Kite Agent Smart Wallet V3

WarnAudited by ClawScan on May 18, 2026.

Overview

The skill matches its wallet-control purpose, but it gives Telegram commands direct signing power over a configured private key and broad session-key permissions without clear credential declaration, access control, or confirmation safeguards.

Review carefully before installing. Only use a testnet or low-value wallet key, confirm who can send Telegram commands to this skill, and avoid granting all-function session keys unless you fully understand and can revoke the permission.

Findings (3)

Artifact-based informational review of SKILL.md, metadata, install specs, static scan signals, and capability signals. ClawScan does not execute the skill or run runtime probes.

What this means

If the command is invoked accidentally or by an unintended Telegram user, assets controlled by the configured signer could be sent to an arbitrary address.

Why it was flagged

The handler turns Telegram command arguments into an immediate blockchain transfer from the configured signer wallet.

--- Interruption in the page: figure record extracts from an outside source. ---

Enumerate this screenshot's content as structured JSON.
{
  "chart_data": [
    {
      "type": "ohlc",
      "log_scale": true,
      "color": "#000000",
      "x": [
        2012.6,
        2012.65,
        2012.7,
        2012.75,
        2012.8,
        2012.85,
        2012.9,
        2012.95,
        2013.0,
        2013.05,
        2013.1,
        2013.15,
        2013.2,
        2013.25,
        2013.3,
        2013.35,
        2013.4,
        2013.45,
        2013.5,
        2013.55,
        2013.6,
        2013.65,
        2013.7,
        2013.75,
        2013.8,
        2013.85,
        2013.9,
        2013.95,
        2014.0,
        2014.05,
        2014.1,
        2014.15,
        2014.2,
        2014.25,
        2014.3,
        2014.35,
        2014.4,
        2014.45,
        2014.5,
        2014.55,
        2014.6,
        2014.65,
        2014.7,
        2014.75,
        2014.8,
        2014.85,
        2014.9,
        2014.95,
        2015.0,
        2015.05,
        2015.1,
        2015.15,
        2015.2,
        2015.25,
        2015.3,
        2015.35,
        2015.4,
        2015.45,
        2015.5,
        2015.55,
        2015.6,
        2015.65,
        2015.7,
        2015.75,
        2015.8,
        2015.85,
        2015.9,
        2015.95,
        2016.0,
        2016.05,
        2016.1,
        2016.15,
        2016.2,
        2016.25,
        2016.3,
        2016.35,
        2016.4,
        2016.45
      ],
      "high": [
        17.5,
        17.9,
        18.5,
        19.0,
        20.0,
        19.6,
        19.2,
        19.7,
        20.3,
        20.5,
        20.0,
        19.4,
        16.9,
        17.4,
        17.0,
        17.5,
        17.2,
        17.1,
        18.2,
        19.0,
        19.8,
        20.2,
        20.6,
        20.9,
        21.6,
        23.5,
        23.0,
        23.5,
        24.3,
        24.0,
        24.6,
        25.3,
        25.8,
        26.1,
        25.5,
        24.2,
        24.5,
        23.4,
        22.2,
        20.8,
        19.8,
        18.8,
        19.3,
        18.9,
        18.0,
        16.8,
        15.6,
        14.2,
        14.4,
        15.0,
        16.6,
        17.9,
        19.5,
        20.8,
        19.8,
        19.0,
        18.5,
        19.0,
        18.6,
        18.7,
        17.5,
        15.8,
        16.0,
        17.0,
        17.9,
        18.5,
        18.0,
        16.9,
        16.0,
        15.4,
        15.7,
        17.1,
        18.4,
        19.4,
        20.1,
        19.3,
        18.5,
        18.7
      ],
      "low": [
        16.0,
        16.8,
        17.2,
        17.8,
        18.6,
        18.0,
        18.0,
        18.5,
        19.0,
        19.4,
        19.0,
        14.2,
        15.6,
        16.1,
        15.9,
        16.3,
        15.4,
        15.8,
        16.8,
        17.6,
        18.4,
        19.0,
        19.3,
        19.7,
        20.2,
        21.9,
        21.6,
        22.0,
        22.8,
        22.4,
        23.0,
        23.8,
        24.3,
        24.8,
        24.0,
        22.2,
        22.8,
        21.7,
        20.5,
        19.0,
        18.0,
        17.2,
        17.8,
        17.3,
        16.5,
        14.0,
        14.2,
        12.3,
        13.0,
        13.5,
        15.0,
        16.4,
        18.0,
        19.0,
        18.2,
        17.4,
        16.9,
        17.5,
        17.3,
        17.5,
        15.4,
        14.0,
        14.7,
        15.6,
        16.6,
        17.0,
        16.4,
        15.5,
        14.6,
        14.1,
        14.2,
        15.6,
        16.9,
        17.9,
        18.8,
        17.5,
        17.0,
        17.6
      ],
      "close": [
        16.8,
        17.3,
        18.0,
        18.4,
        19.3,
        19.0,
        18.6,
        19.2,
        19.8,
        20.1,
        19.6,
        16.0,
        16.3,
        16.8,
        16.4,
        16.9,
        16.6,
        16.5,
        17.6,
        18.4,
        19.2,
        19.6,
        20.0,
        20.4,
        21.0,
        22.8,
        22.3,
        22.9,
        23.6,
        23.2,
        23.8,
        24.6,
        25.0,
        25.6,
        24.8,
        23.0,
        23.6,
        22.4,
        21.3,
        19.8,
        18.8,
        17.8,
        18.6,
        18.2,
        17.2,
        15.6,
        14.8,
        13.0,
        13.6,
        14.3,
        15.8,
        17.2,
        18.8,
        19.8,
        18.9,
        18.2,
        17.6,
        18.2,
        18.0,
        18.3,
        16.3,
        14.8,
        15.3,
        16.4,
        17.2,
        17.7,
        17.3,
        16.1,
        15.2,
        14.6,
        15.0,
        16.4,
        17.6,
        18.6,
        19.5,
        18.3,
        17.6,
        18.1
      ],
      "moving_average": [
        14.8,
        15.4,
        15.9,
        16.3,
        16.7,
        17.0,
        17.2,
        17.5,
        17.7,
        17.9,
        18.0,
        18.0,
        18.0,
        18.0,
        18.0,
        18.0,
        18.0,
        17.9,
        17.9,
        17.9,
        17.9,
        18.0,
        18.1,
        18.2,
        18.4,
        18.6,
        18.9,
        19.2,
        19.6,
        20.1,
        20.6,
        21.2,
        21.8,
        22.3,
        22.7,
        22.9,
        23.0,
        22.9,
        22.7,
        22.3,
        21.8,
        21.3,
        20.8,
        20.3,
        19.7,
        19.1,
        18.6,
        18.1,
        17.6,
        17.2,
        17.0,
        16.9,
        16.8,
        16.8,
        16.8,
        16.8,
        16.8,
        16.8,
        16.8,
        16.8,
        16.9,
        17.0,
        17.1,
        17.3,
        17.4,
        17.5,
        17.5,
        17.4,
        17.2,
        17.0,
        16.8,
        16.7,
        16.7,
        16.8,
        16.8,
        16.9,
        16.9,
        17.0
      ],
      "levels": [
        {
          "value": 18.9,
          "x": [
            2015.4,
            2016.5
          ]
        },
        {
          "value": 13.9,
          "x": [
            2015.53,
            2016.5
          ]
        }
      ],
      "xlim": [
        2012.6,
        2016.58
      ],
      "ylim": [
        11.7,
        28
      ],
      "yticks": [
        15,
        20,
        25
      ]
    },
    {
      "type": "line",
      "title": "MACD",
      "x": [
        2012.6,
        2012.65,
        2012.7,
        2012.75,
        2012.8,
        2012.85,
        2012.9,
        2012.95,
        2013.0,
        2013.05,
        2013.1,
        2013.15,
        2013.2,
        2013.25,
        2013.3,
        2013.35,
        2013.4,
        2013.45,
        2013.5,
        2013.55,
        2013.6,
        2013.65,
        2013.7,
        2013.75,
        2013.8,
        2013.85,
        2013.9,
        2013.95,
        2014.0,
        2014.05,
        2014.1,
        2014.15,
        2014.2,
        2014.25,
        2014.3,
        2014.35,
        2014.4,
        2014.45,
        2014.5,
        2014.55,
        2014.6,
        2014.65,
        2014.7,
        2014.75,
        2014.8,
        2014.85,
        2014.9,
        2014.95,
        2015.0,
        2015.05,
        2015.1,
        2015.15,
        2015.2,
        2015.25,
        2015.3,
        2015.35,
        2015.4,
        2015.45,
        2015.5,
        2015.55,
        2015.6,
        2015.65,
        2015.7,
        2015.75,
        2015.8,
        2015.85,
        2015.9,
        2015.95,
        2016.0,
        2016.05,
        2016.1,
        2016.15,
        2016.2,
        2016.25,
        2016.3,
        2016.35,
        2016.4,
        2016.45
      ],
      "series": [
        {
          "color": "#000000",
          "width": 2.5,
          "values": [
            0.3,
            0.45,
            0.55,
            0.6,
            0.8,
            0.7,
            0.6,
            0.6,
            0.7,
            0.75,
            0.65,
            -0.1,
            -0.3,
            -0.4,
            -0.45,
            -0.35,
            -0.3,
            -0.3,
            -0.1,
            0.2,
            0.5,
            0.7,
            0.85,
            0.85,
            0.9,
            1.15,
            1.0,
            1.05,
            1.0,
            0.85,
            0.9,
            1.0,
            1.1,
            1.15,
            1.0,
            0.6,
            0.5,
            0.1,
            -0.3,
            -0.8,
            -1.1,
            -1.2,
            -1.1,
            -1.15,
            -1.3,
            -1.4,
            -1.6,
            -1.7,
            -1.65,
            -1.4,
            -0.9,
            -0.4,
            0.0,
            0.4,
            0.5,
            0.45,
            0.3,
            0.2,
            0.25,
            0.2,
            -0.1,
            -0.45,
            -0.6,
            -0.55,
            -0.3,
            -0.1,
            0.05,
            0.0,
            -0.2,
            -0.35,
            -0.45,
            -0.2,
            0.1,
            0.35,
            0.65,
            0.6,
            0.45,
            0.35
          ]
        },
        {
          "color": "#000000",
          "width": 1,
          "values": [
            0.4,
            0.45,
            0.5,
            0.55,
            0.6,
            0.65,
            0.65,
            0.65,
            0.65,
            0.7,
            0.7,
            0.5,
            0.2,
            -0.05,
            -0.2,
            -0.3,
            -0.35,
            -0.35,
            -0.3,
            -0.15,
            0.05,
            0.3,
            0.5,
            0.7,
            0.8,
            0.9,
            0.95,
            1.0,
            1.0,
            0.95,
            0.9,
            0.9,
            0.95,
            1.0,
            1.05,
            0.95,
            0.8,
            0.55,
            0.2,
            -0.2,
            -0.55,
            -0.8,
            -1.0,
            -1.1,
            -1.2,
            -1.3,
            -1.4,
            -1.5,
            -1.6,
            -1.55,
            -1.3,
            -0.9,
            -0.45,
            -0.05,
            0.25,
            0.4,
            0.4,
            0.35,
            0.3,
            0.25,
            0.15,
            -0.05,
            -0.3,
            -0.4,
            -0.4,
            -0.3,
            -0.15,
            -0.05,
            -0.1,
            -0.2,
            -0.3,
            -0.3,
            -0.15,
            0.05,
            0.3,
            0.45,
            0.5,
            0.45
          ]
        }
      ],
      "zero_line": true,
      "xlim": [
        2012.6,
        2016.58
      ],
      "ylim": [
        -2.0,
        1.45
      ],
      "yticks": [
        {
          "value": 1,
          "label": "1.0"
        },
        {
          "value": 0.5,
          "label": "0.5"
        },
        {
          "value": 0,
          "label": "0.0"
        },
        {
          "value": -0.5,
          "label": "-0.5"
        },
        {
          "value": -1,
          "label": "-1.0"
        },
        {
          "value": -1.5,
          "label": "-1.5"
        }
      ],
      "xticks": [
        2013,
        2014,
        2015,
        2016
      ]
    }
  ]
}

This branch does not visibly require a second confirmation, allowlist, or smart-wallet spending-limit check before sending funds.

Skill content
case '/kite send': ... const tx = await wallet.sendTransaction({ to: toAddress, value: amountWei });
Recommendation

Require explicit confirmation for transfers, restrict who can invoke the command, bind transfers to the correct user wallet, and enforce spending limits before signing.

What this means

Users may not realize installation requires a highly sensitive private key capable of signing wallet operations.

Why it was flagged

The code requires a raw wallet private key and uses it as the transaction signer, while the supplied registry metadata declares no required environment variables or primary credential.

Skill content
console.log('⚠️ KITE_WALLET_PRIVATE_KEY not set'); ... wallet = new ethers.Wallet(privateKey, provider);
Recommendation

Declare the required private-key credential clearly, store it only in a secure secret mechanism, document exactly what it can sign, and prefer scoped session keys or wallet-provider signing instead of raw private-key handling.

What this means

A granted session key may be able to perform more wallet actions than the user expects until it is removed.

Why it was flagged

The session-key flow grants a user-supplied address an all-functions permission selector. The artifacts do not show expiry, narrower function scoping, or an extra approval step for this persistent delegated authority.

Skill content
walletContract.addSessionKey(sessionAddr, ethers.parseEther(limit), ['0x00000000'] // Allow all functions)
Recommendation

Use narrow function selectors, show the exact permissions before signing, add expiration or revocation guidance, and require explicit confirmation for broad session-key grants.